The man swallowed hard, his Adam’s apple bobbing up and down. “Sir, there are civilians in those modules. Innocent men and women—”
“I gave you an order,” Harbin snapped.
“But—”
“Get off the bridge! I’ll take care of this myself.”
The weapons tech glanced at the others on the bridge, looking for support.
“Chrysalis is unarmed, sir,” said the pilot softly, almost in a whisper.
Cold fury gripped Harbin. “Get out. All of you,” he said, his voice hard as ice. “I’ll tend to this myself.”
The entire bridge crew got up and swiftly went to the hatch, leaving Harbin alone in the command chair. He pecked furiously at the keyboards on his armrests, taking control of all the ship’s systems.

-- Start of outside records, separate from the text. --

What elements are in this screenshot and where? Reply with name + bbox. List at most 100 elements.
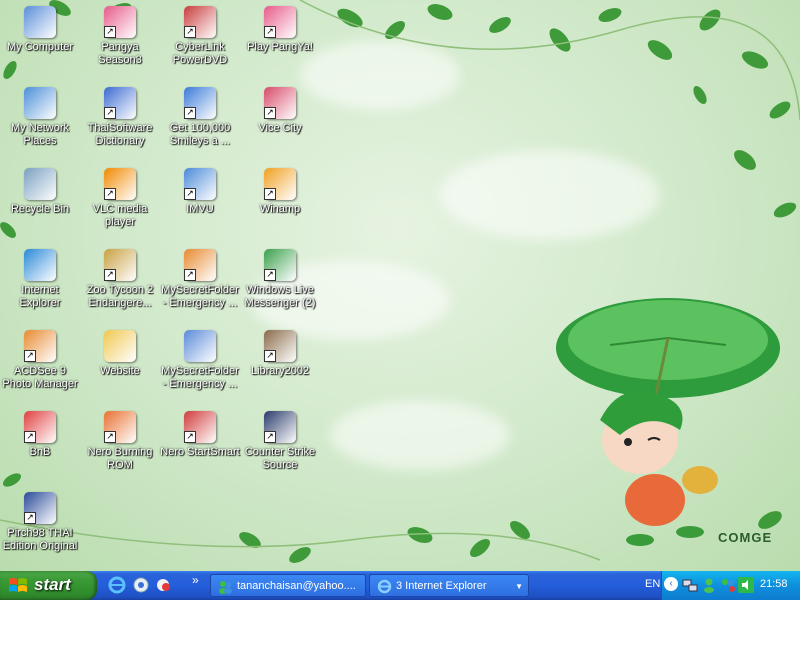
folder-icon	[104, 330, 136, 362]
tray-expand-chevron-icon[interactable]: ‹	[664, 577, 678, 591]
comge-watermark: COMGE	[718, 530, 773, 545]
desktop-icon-mysecretfolder-emergency[interactable]: ↗ MySecretFolder - Emergency ...	[160, 247, 240, 328]
secret-folder-icon: ↗	[184, 249, 216, 281]
desktop-icon-recycle-bin[interactable]: Recycle Bin	[0, 166, 80, 247]
recycle-bin-icon	[24, 168, 56, 200]
shortcut-arrow-icon: ↗	[24, 431, 36, 443]
shortcut-arrow-icon: ↗	[24, 350, 36, 362]
shortcut-arrow-icon: ↗	[104, 188, 116, 200]
nero-startsmart-icon: ↗	[184, 411, 216, 443]
desktop-icon-label: Recycle Bin	[10, 203, 70, 215]
desktop-icon-label: Nero StartSmart	[160, 446, 240, 458]
desktop-icon-pangya-season3[interactable]: ↗ Pangya Season3	[80, 4, 160, 85]
shortcut-arrow-icon: ↗	[264, 350, 276, 362]
desktop-icon-mysecretfolder-emergency[interactable]: MySecretFolder - Emergency ...	[160, 328, 240, 409]
desktop-icon-label: Windows Live Messenger (2)	[244, 284, 316, 309]
desktop-icon-windows-live-messenger-2[interactable]: ↗ Windows Live Messenger (2)	[240, 247, 320, 328]
my-computer-icon	[24, 6, 56, 38]
desktop-icon-winamp[interactable]: ↗ Winamp	[240, 166, 320, 247]
desktop-icon-vice-city[interactable]: ↗ Vice City	[240, 85, 320, 166]
clock[interactable]: 21:58	[760, 578, 788, 590]
desktop-icon-label: Vice City	[258, 122, 302, 134]
shortcut-arrow-icon: ↗	[264, 431, 276, 443]
shortcut-arrow-icon: ↗	[184, 107, 196, 119]
shortcut-arrow-icon: ↗	[104, 431, 116, 443]
desktop-icon-vlc-media-player[interactable]: ↗ VLC media player	[80, 166, 160, 247]
desktop-icon-my-computer[interactable]: My Computer	[0, 4, 80, 85]
desktop-icon-bnb[interactable]: ↗ BnB	[0, 409, 80, 490]
shortcut-arrow-icon: ↗	[104, 269, 116, 281]
volume-icon[interactable]	[738, 577, 754, 593]
quicklaunch-internet-explorer[interactable]	[108, 576, 126, 594]
zoo-tycoon-icon: ↗	[104, 249, 136, 281]
shortcut-arrow-icon: ↗	[184, 188, 196, 200]
desktop-icon-label: Pangya Season3	[98, 41, 142, 66]
desktop-icon-label: Nero Burning ROM	[87, 446, 153, 471]
desktop-icon-label: BnB	[29, 446, 51, 458]
desktop-icon-thaisoftware-dictionary[interactable]: ↗ ThaiSoftware Dictionary	[80, 85, 160, 166]
counter-strike-icon: ↗	[264, 411, 296, 443]
desktop-icon-imvu[interactable]: ↗ IMVU	[160, 166, 240, 247]
desktop-icon-library2002[interactable]: ↗ Library2002	[240, 328, 320, 409]
network-icon[interactable]	[682, 577, 698, 593]
quicklaunch-messenger[interactable]	[155, 576, 173, 594]
start-button[interactable]: start	[0, 571, 97, 600]
desktop-icon-my-network-places[interactable]: My Network Places	[0, 85, 80, 166]
desktop-icon-label: ACDSee 9 Photo Manager	[2, 365, 78, 390]
shortcut-arrow-icon: ↗	[184, 431, 196, 443]
winamp-icon: ↗	[264, 168, 296, 200]
quicklaunch-overflow-chevron[interactable]: »	[192, 573, 199, 587]
desktop-icon-acdsee-9-photo-manager[interactable]: ↗ ACDSee 9 Photo Manager	[0, 328, 80, 409]
nero-burning-icon: ↗	[104, 411, 136, 443]
messenger-icon[interactable]	[720, 577, 736, 593]
desktop-icon-label: Zoo Tycoon 2 Endangere...	[86, 284, 154, 309]
desktop-icon-label: Counter Strike Source	[244, 446, 316, 471]
vice-city-icon: ↗	[264, 87, 296, 119]
internet-explorer-icon	[108, 576, 126, 594]
taskbar-button-internet-explorer[interactable]: 3 Internet Explorer ▼	[369, 574, 529, 597]
library-icon: ↗	[264, 330, 296, 362]
desktop-icon-website[interactable]: Website	[80, 328, 160, 409]
desktop-icon-label: CyberLink PowerDVD	[172, 41, 228, 66]
desktop-icon-zoo-tycoon-2-endangere[interactable]: ↗ Zoo Tycoon 2 Endangere...	[80, 247, 160, 328]
desktop-icon-label: Library2002	[250, 365, 310, 377]
system-tray: EN ‹ 21:58	[645, 571, 800, 600]
pirch-icon: ↗	[24, 492, 56, 524]
taskbar-button-label: 3 Internet Explorer	[396, 580, 487, 592]
internet-explorer-icon	[377, 579, 392, 594]
desktop-icon-nero-burning-rom[interactable]: ↗ Nero Burning ROM	[80, 409, 160, 490]
desktop-icon-counter-strike-source[interactable]: ↗ Counter Strike Source	[240, 409, 320, 490]
dictionary-icon: ↗	[104, 87, 136, 119]
windows-logo-icon	[9, 578, 27, 592]
internet-explorer-icon	[24, 249, 56, 281]
desktop-icon-label: My Computer	[6, 41, 74, 53]
desktop-icon-nero-startsmart[interactable]: ↗ Nero StartSmart	[160, 409, 240, 490]
desktop-icon-pirch98-thai-edition-original[interactable]: ↗ Pirch98 THAI Edition Original	[0, 490, 80, 571]
shortcut-arrow-icon: ↗	[104, 26, 116, 38]
desktop-icon-label: ThaiSoftware Dictionary	[87, 122, 153, 147]
desktop-icon-get-100-000-smileys-a[interactable]: ↗ Get 100,000 Smileys a ...	[160, 85, 240, 166]
shortcut-arrow-icon: ↗	[264, 269, 276, 281]
shortcut-arrow-icon: ↗	[184, 26, 196, 38]
shortcut-arrow-icon: ↗	[264, 26, 276, 38]
desktop-icon-label: VLC media player	[92, 203, 148, 228]
taskbar-button-messenger[interactable]: tananchaisan@yahoo....	[210, 574, 366, 597]
desktop-icon-label: Get 100,000 Smileys a ...	[169, 122, 231, 147]
desktop-icon-internet-explorer[interactable]: Internet Explorer	[0, 247, 80, 328]
start-label: start	[34, 575, 71, 594]
desktop-icon-label: MySecretFolder - Emergency ...	[161, 284, 239, 309]
desktop-icon-label: Pirch98 THAI Edition Original	[2, 527, 78, 552]
document-icon	[184, 330, 216, 362]
desktop-icon-play-pangya[interactable]: ↗ Play PangYa!	[240, 4, 320, 85]
language-indicator[interactable]: EN	[645, 578, 660, 590]
pangya-icon: ↗	[264, 6, 296, 38]
desktop-icon-cyberlink-powerdvd[interactable]: ↗ CyberLink PowerDVD	[160, 4, 240, 85]
desktop-icon-label: MySecretFolder - Emergency ...	[161, 365, 239, 390]
quicklaunch-media[interactable]	[132, 576, 150, 594]
desktop-icon-label: Internet Explorer	[19, 284, 61, 309]
network-places-icon	[24, 87, 56, 119]
user-status-icon[interactable]	[702, 577, 716, 593]
acdsee-icon: ↗	[24, 330, 56, 362]
desktop[interactable]: COMGE My Computer ↗ Pangya Season3 ↗ CyberLi…	[0, 0, 800, 571]
imvu-icon: ↗	[184, 168, 216, 200]
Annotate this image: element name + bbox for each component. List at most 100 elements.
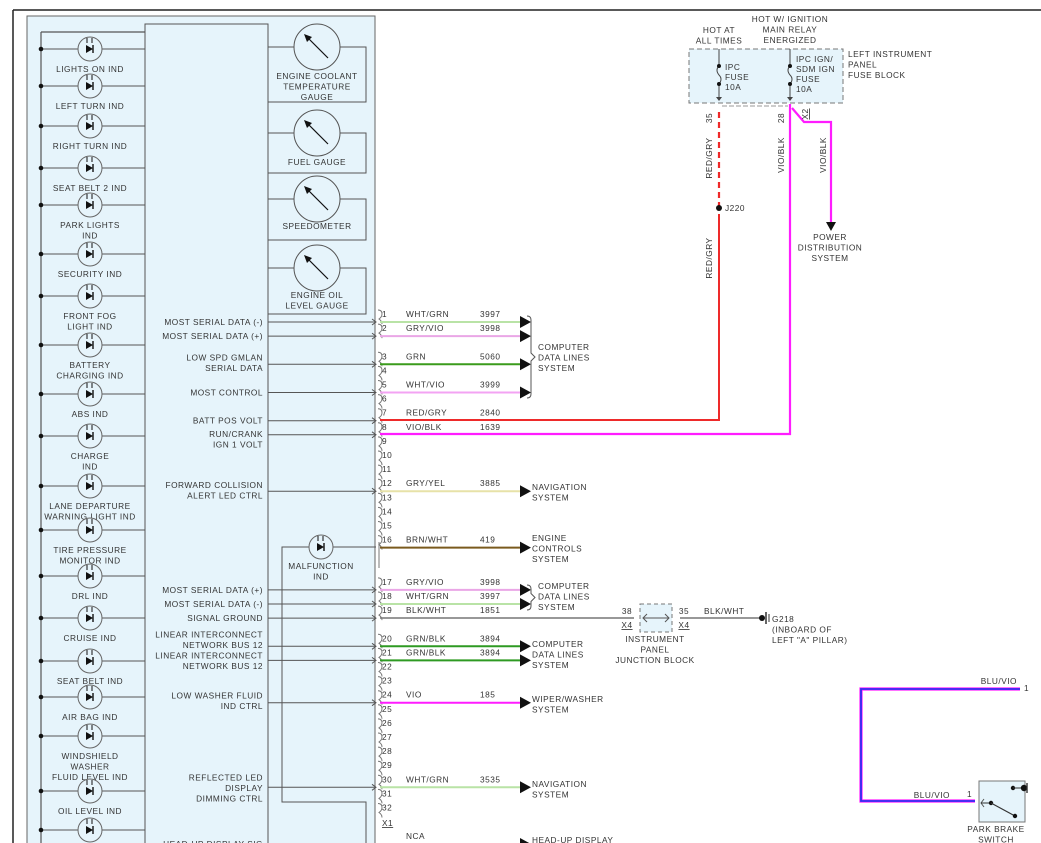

Fools and weaklings, he raged to himself. They call themselves mercenaries but they’re no good for anything except drawing their pay and pissing their pants in fear. Chrysalis is unarmed? I’ll believe that when pigs fly. They’re harboring Fuchs and they’re stalling for time, trying to hide him, trying to lure me into sending my crew over there so they can ambush and slaughter them. I’ve seen ambushes, I’ve seen slaughters. They’re not going to do that to me or my crew.
He called up the weapons display for the main screen, focused on the module of the Chrysalis closest to his ship and jabbed a thumb against the key that fired the lasers. Three jagged lines slashed across the thin skin of the module. Puffs of air glittered briefly like the puffs of a person’s breath on a winter’s day.
“Give me Fuchs,” he said to the comm screen.
Yanni heard screams.
“What’s going on?” he asked the empty communications center.
The face on the screen smiled coldly. “Give me Fuchs,” he said.
Before Yanni could reply, the comm center’s door burst open and a woman in bright coral coveralls rushed in. “Module eighteen’s been ripped apart! They’re all dead in there!”